Today is a fairly quiet day on the Asian region economic calendar. This morning, the Australian dollar, including the benchmark AUD/USD Forex market, moved lower after the Down Under released its labor report for January. The weakness with the Australian dollar is thanks to, in part, to the Reserve Bank of Australia’s commitment not to change its monetary policy anytime soon.
The Australian labor report showed that their economy added a net 16,000 jobs in the month of January. This was better than the 15,000 expected. Also the unemployment rate ticked lower to 5.5 percent. This was expected and below the December unemployment level of 5.6 percent.

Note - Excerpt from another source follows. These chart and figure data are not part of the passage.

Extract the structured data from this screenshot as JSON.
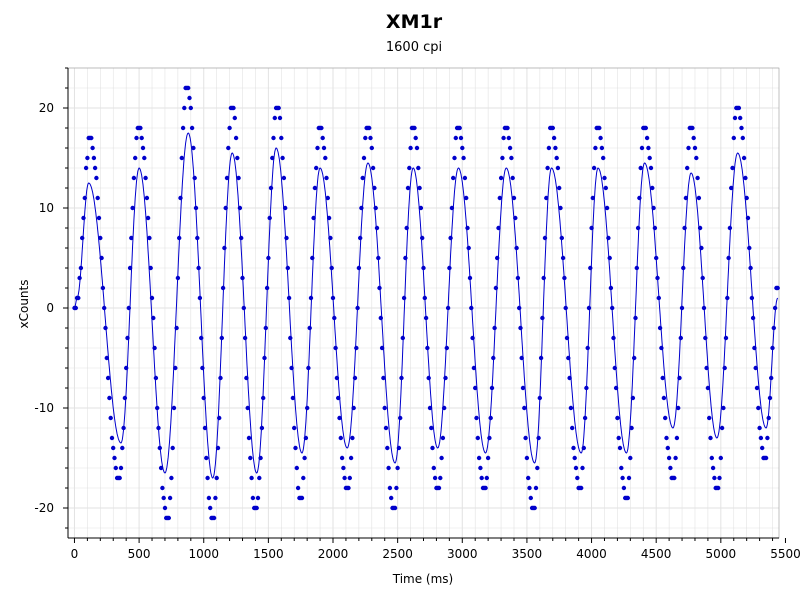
{
  "chart_data": {
    "type": "scatter",
    "title": "XM1r",
    "subtitle": "1600 cpi",
    "xlabel": "Time (ms)",
    "ylabel": "xCounts",
    "xlim": [
      -50,
      5450
    ],
    "ylim": [
      -23,
      24
    ],
    "x_ticks": [
      0,
      500,
      1000,
      1500,
      2000,
      2500,
      3000,
      3500,
      4000,
      4500,
      5000,
      5500
    ],
    "y_ticks": [
      -20,
      -10,
      0,
      10,
      20
    ],
    "x_tick_labels": [
      "0",
      "500",
      "1000",
      "1500",
      "2000",
      "2500",
      "3000",
      "3500",
      "4000",
      "4500",
      "5000",
      "5500"
    ],
    "y_tick_labels": [
      "-20",
      "-10",
      "0",
      "10",
      "20"
    ],
    "grid": true,
    "legend": "none",
    "colors": {
      "points": "#0000cc",
      "line": "#0000cc",
      "grid": "#e2e2e2",
      "axis": "#000000"
    },
    "series": [
      {
        "kind": "smoothed-line",
        "peaks": [
          [
            0,
            0
          ],
          [
            20,
            1
          ],
          [
            110,
            12.5
          ],
          [
            360,
            -13.5
          ],
          [
            500,
            14
          ],
          [
            700,
            -16.5
          ],
          [
            880,
            17.5
          ],
          [
            1070,
            -17
          ],
          [
            1220,
            15.5
          ],
          [
            1410,
            -16.5
          ],
          [
            1560,
            16
          ],
          [
            1760,
            -14.5
          ],
          [
            1900,
            14
          ],
          [
            2110,
            -14
          ],
          [
            2270,
            14.5
          ],
          [
            2480,
            -15.5
          ],
          [
            2620,
            14
          ],
          [
            2810,
            -14
          ],
          [
            2970,
            14
          ],
          [
            3180,
            -14.5
          ],
          [
            3340,
            14
          ],
          [
            3560,
            -15.5
          ],
          [
            3690,
            14
          ],
          [
            3920,
            -14.5
          ],
          [
            4050,
            14
          ],
          [
            4270,
            -14.5
          ],
          [
            4410,
            14.5
          ],
          [
            4630,
            -12
          ],
          [
            4770,
            13.5
          ],
          [
            4970,
            -13
          ],
          [
            5130,
            15.5
          ],
          [
            5350,
            -12
          ],
          [
            5440,
            1
          ]
        ]
      },
      {
        "kind": "points",
        "peaks": [
          [
            0,
            0
          ],
          [
            20,
            1
          ],
          [
            120,
            17
          ],
          [
            340,
            -17
          ],
          [
            500,
            18
          ],
          [
            720,
            -21
          ],
          [
            870,
            22
          ],
          [
            1070,
            -21
          ],
          [
            1220,
            20
          ],
          [
            1400,
            -20
          ],
          [
            1570,
            20
          ],
          [
            1750,
            -19
          ],
          [
            1900,
            18
          ],
          [
            2110,
            -18
          ],
          [
            2270,
            18
          ],
          [
            2470,
            -20
          ],
          [
            2620,
            18
          ],
          [
            2810,
            -18
          ],
          [
            2970,
            18
          ],
          [
            3170,
            -18
          ],
          [
            3340,
            18
          ],
          [
            3550,
            -20
          ],
          [
            3690,
            18
          ],
          [
            3910,
            -18
          ],
          [
            4050,
            18
          ],
          [
            4270,
            -19
          ],
          [
            4410,
            18
          ],
          [
            4630,
            -17
          ],
          [
            4770,
            18
          ],
          [
            4970,
            -18
          ],
          [
            5130,
            20
          ],
          [
            5340,
            -15
          ],
          [
            5440,
            2
          ]
        ],
        "step_ms": 10
      }
    ]
  }
}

Looking deeper into the labor report, investors are noting that part time category positions were up by 65,900. That was the largest gain, for this sector, since July 2016. However, these gains were offset by full time losses. Full time jobs fell by 49.8k. Also, and most importantly, the labor force participation rate was down to 65.6 percent. This was as expected.
Australian Dollar Traders watch the Reserve Bank of Australia
Traders viewed this labor report as a bit underwhelming. Looking at the countries 2 year government bond yields, they fell after the labor data was released. This is because traders know that the Reserve Bank of Australia (RBA) is not going to change monetary policy or interest rates anytime soon.
The labor data has little influence on the bank’s short term monetary policy stance. Also, the RBA is not looking to change and has said that they are in no rush to change its policy.